Metadata-Version: 2.4
Name: agentrr
Version: 0.1.0a1
Summary: Deterministic record-and-replay debugger for AI agent runs
License: Apache-2.0
License-File: LICENSE
Requires-Python: >=3.11
Requires-Dist: anthropic>=0.40
Requires-Dist: openai>=1.0
Requires-Dist: pydantic>=2.0
Requires-Dist: rich>=13.0
Requires-Dist: structlog>=24.0
Requires-Dist: typer>=0.12
Description-Content-Type: text/markdown

# agentrr

**Deterministic record-and-replay debugger for AI agent runs.**

When an AI agent does something wrong in production, you usually can't reproduce it. Run it again and it takes a different path — the model samples differently, the tool returns different data, and the bug you saw is gone.

agentrr records every nondeterministic boundary an agent crosses — every LLM call, tool call, clock read, and random draw — then replays the run **deterministically and offline**. The agent's real logic runs again; every external answer is served from the recording. No API calls, no side effects, no cost. You step through the exact failing run as many times as you need.

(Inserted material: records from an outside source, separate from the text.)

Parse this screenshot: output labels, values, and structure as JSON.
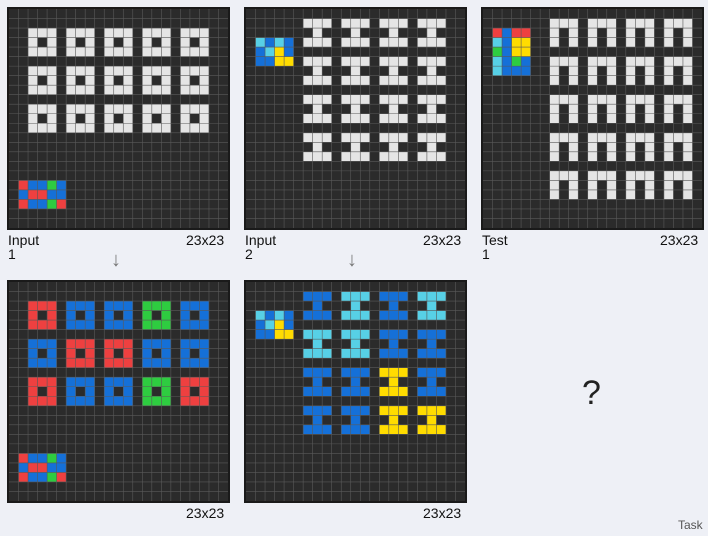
{
  "colors": {
    "bg": "#2b2b2b",
    "grid": "#5a5a5a",
    "white": "#e5e5e5",
    "red": "#ee4040",
    "blue": "#1570d8",
    "green": "#2ecc40",
    "cyan": "#57d0e6",
    "yellow": "#ffdc00"
  },
  "grid_size": 23,
  "labels": {
    "input1": "Input 1",
    "input1_size": "23x23",
    "input2": "Input 2",
    "input2_size": "23x23",
    "test1": "Test 1",
    "test1_size": "23x23",
    "output1_size": "23x23",
    "output2_size": "23x23",
    "question": "?",
    "task": "Task"
  },
  "boards": {
    "input1": {
      "shapes": [
        {
          "type": "ring",
          "rows": [
            2,
            6,
            10
          ],
          "cols": [
            2,
            6,
            10,
            14,
            18
          ],
          "colors": [
            "white",
            "white",
            "white",
            "white",
            "white",
            "white",
            "white",
            "white",
            "white",
            "white",
            "white",
            "white",
            "white",
            "white",
            "white"
          ]
        }
      ],
      "pattern": {
        "row": 18,
        "col": 1,
        "cells": [
          [
            "red",
            "blue",
            "blue",
            "green",
            "blue"
          ],
          [
            "blue",
            "red",
            "red",
            "blue",
            "blue"
          ],
          [
            "red",
            "blue",
            "blue",
            "green",
            "red"
          ]
        ]
      }
    },
    "output1": {
      "shapes": [
        {
          "type": "ring",
          "rows": [
            2,
            6,
            10
          ],
          "cols": [
            2,
            6,
            10,
            14,
            18
          ],
          "colors": [
            "red",
            "blue",
            "blue",
            "green",
            "blue",
            "blue",
            "red",
            "red",
            "blue",
            "blue",
            "red",
            "blue",
            "blue",
            "green",
            "red"
          ]
        }
      ],
      "pattern": {
        "row": 18,
        "col": 1,
        "cells": [
          [
            "red",
            "blue",
            "blue",
            "green",
            "blue"
          ],
          [
            "blue",
            "red",
            "red",
            "blue",
            "blue"
          ],
          [
            "red",
            "blue",
            "blue",
            "green",
            "red"
          ]
        ]
      }
    },
    "input2": {
      "shapes": [
        {
          "type": "ibeam",
          "rows": [
            1,
            5,
            9,
            13
          ],
          "cols": [
            6,
            10,
            14,
            18
          ],
          "colors": [
            "white",
            "white",
            "white",
            "white",
            "white",
            "white",
            "white",
            "white",
            "white",
            "white",
            "white",
            "white",
            "white",
            "white",
            "white",
            "white"
          ]
        }
      ],
      "pattern": {
        "row": 3,
        "col": 1,
        "cells": [
          [
            "cyan",
            "blue",
            "cyan",
            "blue"
          ],
          [
            "blue",
            "cyan",
            "yellow",
            "blue"
          ],
          [
            "blue",
            "blue",
            "yellow",
            "yellow"
          ]
        ]
      }
    },
    "output2": {
      "shapes": [
        {
          "type": "ibeam",
          "rows": [
            1,
            5,
            9,
            13
          ],
          "cols": [
            6,
            10,
            14,
            18
          ],
          "colors": [
            "blue",
            "cyan",
            "blue",
            "cyan",
            "cyan",
            "cyan",
            "blue",
            "blue",
            "blue",
            "blue",
            "yellow",
            "blue",
            "blue",
            "blue",
            "yellow",
            "yellow"
          ]
        }
      ],
      "pattern": {
        "row": 3,
        "col": 1,
        "cells": [
          [
            "cyan",
            "blue",
            "cyan",
            "blue"
          ],
          [
            "blue",
            "cyan",
            "yellow",
            "blue"
          ],
          [
            "blue",
            "blue",
            "yellow",
            "yellow"
          ]
        ]
      }
    },
    "test1": {
      "shapes": [
        {
          "type": "arch",
          "rows": [
            1,
            5,
            9,
            13,
            17
          ],
          "cols": [
            7,
            11,
            15,
            19
          ],
          "colors": [
            "white",
            "white",
            "white",
            "white",
            "white",
            "white",
            "white",
            "white",
            "white",
            "white",
            "white",
            "white",
            "white",
            "white",
            "white",
            "white",
            "white",
            "white",
            "white",
            "white"
          ]
        }
      ],
      "pattern": {
        "row": 2,
        "col": 1,
        "cells": [
          [
            "red",
            "blue",
            "red",
            "red"
          ],
          [
            "cyan",
            "blue",
            "yellow",
            "yellow"
          ],
          [
            "green",
            "blue",
            "yellow",
            "yellow"
          ],
          [
            "cyan",
            "blue",
            "green",
            "blue"
          ],
          [
            "cyan",
            "blue",
            "blue",
            "blue"
          ]
        ]
      }
    }
  }
}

It's `rr` / time-travel debugging, for AI agents.

## The 60-second demo

From a clone of this repo:

```bash
uv sync --group dev
export PYTHONPATH=examples
```

Record a run:

```bash
uv run python -m agents.deterministic_support
# run_id: deterministic_support-<id>
# log: .agentrr/runs/deterministic_support-<id>.jsonl
```

Replay it — deterministically, with no network and no live LLM calls (the demo agent uses a mock client; replay never calls it):

```bash
uv run agentrr replay deterministic_support-<id> agents.deterministic_support:main
```

Now edit the agent's prompt and replay again. agentrr halts at the **exact** boundary where behavior first diverges, with a signature mismatch and a structural diff in the divergence report:

```
DivergenceError: divergence at seq 5: signature mismatch
```

Strict mode halts on the first mismatch; use `mode="observe"` to continue and collect every divergence. The report includes structural diff previews (`expected_preview` / `observed_preview`), not the error string alone.

That's the core loop: turn a one-time, irreproducible failure into a fixed artifact you can re-enter and dissect.

## What it guarantees

- **Faithful replay** for every captured boundary — the replayed boundary sequence exactly matches the recording (verified in CI).
- **Offline and safe** — replay makes zero live LLM calls and never re-executes tools. Replaying an agent that issued a refund does not issue another.
- **Crash-safe recording** — an event is durably on disk (`fsync`) before the agent acts on it. Verified with real `SIGKILL` in CI. A killed run produces a *truncated* log, never a *holed* one.
- **Honest divergence** — when replay can't reproduce faithfully, it **halts at the exact point and tells you**, with a diff. It never silently guesses or serves a mismatched response.

## What it does NOT do (by design)

Single-process, synchronous agents. No marketplace, no backend, no GUI. Concurrency, streaming-chunk replay, and multi-agent pipelines are out of scope for v0.1. See [docs/contract.md](docs/contract.md) for the full contract and exclusions.

## How it works

agentrr intercepts at the boundaries where an agent touches nondeterminism, and freezes them on replay:

| Layer | Recorded | Served on replay |
|-------|----------|------------------|
| LLM calls (OpenAI, Anthropic) | full request + response + metadata | recorded response |
| Tool calls | name, args, return/error | recorded result (tool never runs) |
| Clock / RNG / IDs | every read and draw | recorded values, in order |

Matching is **sequence-primary, signature-validated** — no fuzzy search, ever. A request that doesn't match the next expected event is divergence, not a thing to paper over.

## Install

From source (PyPI publish pending):

```bash
git clone https://github.com/<OWNER>/agentrr.git
cd agentrr
uv sync --group dev
export PYTHONPATH=examples   # for example agents
```

## Development

```bash
uv sync --group dev
make test          # full suite incl. credibility gates
make durability    # SIGKILL write-before-return gate
gitleaks detect    # secret scan before you push
```

### Reference agents

| Agent | Purpose |
|-------|---------|
| `examples/agents/deterministic_support.py` | Golden path (mock LLM, registered tools, shims) |
| `examples/agents/unstable_loop.py` | Unwrapped `random` — diverges on replay (by design) |
| `examples/agents/tool_caller.py` | LLM → tool → LLM loop |
| `examples/agents/broken_replay_cases.py` | Negative scenarios (edited prompt, missing tool, truncated/corrupt log) |

## License

Apache-2.0 — see [LICENSE](LICENSE).